Three particles of the same mass lie in the \((\mathrm{X}, \mathrm{Y})\) plane, The \((X, Y)\) coordinates of their positions are \((1,1),(2,2)\) and \((3,3)\) respectively. The \((X, Y)\) coordinates of the centre of mass are \(\\{\mathrm{A}\\}(1,2)\) \(\\{\mathrm{B}\\}(2,2)\) \(\\{\mathrm{C}\\}(1.5,2)\) \(\\{\mathrm{D}\\}(2,1.5)\)

Short answer

The center of mass is given by the weighted average position of the particles. We calculated the X- and Y-coordinates of the center of mass to be \((x_{cm}, y_{cm}) = (2, 2)\). Thus, the correct answer is \(\mathrm{B}(2,2)\).

Step-by-step solution

Calculate the X-coordinate of the center of mass

The X-coordinate of the center of mass, \(x_{cm}\), is given by the weighted average of the X-coordinates of the three particles: \[x_{cm} = \frac{m_1 x_1 + m_2 x_2 + m_3 x_3}{m_1 + m_2 + m_3}\] Because the three particles have the same mass, we can write: \[x_{cm} = \frac{1}{3}(x_1 + x_2 + x_3)\] Substitute the X-coordinates of the particles: \[x_{cm} = \frac{1}{3}(1 + 2 + 3) = \frac{1}{3}(6) = 2\]

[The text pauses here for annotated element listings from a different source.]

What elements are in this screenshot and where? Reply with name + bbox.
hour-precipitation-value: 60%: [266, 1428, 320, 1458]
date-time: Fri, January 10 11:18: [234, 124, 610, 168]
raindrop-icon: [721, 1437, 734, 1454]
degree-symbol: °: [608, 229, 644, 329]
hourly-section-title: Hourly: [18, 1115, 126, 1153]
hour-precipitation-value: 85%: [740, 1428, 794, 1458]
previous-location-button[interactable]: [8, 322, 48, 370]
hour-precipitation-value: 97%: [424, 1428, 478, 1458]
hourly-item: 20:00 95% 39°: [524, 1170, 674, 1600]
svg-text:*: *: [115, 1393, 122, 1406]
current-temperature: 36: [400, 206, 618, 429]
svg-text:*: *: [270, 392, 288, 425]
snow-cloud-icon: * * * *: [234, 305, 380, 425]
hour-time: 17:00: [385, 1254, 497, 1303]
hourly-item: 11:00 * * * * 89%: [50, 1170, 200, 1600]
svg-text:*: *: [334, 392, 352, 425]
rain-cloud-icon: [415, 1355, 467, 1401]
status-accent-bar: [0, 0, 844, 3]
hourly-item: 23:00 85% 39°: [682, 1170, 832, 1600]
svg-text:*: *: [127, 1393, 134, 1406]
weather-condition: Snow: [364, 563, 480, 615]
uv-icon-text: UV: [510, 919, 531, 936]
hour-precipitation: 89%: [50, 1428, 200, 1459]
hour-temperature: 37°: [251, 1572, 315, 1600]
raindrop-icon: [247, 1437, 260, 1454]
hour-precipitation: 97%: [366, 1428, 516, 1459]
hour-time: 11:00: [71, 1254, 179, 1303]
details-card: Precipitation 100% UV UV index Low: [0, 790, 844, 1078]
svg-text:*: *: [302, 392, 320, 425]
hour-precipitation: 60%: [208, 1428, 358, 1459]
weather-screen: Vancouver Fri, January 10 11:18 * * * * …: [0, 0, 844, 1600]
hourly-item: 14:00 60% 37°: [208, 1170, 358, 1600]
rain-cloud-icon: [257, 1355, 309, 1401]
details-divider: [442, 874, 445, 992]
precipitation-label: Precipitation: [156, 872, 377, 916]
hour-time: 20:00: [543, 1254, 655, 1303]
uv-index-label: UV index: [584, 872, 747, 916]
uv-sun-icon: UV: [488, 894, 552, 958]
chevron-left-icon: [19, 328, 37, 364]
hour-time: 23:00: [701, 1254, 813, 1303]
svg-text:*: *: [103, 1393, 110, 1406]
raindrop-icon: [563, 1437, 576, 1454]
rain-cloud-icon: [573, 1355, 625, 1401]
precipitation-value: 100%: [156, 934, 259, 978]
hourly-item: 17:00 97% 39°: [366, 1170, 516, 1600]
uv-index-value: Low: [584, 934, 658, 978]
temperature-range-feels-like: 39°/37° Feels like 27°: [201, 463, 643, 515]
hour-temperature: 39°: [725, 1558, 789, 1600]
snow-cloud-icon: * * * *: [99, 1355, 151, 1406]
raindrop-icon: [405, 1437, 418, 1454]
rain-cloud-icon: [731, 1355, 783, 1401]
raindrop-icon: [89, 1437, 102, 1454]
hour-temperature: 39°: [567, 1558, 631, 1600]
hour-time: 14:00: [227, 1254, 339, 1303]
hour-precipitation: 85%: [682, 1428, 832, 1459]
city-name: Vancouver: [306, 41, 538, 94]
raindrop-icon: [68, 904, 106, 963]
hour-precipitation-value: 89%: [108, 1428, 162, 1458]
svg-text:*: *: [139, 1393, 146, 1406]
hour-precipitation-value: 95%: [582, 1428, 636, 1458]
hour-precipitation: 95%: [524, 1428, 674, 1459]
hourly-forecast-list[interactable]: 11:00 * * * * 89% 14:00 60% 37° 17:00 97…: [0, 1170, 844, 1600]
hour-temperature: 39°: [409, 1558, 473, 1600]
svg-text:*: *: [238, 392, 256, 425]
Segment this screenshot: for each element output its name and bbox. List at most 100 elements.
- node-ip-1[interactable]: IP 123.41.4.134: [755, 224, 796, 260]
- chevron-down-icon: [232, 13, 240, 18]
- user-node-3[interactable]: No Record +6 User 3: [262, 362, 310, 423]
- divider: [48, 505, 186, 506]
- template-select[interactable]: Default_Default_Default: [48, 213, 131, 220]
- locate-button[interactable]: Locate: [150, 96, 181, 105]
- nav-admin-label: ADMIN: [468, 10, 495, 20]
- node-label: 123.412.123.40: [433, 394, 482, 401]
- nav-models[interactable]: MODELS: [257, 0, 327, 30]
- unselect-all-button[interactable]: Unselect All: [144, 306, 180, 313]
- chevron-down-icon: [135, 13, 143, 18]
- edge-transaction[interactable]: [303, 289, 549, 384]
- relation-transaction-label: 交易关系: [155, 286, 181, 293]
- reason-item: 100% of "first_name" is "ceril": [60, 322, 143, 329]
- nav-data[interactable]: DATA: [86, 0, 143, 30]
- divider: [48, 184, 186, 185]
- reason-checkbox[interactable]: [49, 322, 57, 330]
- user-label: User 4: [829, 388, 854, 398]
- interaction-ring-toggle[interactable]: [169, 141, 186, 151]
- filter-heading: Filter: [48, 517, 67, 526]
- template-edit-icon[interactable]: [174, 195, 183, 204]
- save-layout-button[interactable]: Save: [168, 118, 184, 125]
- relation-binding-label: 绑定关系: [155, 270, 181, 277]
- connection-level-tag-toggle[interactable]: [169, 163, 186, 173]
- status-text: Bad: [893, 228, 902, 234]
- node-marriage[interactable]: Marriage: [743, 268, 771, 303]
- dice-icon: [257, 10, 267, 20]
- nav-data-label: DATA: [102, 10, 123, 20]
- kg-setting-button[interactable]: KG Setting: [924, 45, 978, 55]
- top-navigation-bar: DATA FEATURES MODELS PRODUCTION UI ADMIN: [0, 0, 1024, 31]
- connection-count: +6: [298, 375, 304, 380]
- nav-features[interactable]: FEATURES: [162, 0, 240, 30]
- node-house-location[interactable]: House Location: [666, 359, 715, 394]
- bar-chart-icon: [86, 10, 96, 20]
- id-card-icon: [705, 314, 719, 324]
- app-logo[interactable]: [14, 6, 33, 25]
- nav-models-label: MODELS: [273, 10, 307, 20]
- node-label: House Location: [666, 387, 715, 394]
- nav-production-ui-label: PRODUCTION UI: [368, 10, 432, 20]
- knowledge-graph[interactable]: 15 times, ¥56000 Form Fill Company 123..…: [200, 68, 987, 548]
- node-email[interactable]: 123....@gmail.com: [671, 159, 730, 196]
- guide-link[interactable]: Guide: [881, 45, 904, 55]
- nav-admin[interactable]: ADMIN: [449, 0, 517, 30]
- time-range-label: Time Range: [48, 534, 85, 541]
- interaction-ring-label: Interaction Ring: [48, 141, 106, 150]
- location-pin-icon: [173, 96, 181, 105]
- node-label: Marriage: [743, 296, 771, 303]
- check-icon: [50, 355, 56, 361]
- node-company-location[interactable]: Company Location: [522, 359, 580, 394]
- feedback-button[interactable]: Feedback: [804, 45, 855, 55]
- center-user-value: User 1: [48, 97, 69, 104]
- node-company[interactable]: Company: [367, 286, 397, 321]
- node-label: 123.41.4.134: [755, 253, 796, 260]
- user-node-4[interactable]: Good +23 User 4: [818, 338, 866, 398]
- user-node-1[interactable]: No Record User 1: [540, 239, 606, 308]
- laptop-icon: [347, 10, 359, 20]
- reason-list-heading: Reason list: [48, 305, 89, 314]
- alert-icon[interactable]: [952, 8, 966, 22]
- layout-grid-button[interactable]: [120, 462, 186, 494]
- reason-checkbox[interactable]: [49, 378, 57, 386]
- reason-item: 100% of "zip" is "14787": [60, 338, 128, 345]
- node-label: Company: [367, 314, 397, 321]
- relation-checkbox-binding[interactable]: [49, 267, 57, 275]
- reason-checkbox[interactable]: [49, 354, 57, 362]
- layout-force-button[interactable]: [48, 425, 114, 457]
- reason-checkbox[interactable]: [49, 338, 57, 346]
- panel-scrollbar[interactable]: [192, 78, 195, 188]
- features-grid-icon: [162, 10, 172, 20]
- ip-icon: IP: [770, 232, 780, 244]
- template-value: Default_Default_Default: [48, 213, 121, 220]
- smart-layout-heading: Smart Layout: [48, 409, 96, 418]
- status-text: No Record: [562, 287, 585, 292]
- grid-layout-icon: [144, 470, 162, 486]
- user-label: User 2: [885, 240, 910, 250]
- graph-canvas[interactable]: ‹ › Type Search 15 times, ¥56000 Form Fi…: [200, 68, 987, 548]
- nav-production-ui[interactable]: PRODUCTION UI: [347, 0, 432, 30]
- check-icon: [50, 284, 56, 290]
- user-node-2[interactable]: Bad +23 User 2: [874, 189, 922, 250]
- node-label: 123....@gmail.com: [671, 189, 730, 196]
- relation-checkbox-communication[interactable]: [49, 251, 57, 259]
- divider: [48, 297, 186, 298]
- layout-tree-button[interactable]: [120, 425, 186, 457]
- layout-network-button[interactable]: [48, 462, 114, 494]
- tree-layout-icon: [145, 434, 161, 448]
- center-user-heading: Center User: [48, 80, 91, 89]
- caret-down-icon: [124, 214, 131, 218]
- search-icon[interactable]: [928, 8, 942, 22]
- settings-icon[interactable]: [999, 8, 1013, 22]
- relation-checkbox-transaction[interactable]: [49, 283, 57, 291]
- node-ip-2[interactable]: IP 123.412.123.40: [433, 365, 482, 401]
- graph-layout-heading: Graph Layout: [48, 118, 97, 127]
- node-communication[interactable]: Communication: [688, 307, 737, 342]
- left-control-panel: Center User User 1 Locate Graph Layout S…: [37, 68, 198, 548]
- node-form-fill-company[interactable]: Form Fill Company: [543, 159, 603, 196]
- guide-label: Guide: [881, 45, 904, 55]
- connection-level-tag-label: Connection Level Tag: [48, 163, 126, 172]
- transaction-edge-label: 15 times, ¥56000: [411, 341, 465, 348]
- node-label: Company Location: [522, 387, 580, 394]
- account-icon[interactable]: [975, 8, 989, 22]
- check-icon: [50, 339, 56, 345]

Calculate the Y-coordinate of the center of mass

Similarly, the Y-coordinate of the center of mass, \(y_{cm}\), is given by the weighted average of the Y-coordinates of the three particles: \[y_{cm} = \frac{m_1 y_1 + m_2 y_2 + m_3 y_3}{m_1 + m_2 + m_3}\] Because the three particles have the same mass, we can write: \[y_{cm} = \frac{1}{3}(y_1 + y_2 + y_3)\] Substitute the Y-coordinates of the particles: \[y_{cm} = \frac{1}{3}(1 + 2 + 3) = \frac{1}{3}(6) = 2\]

Identify the correct answer

We found that the \((X, Y)\) coordinates of the center of mass are \((2, 2)\). Therefore, the correct answer is \(\mathrm{B}(2,2)\).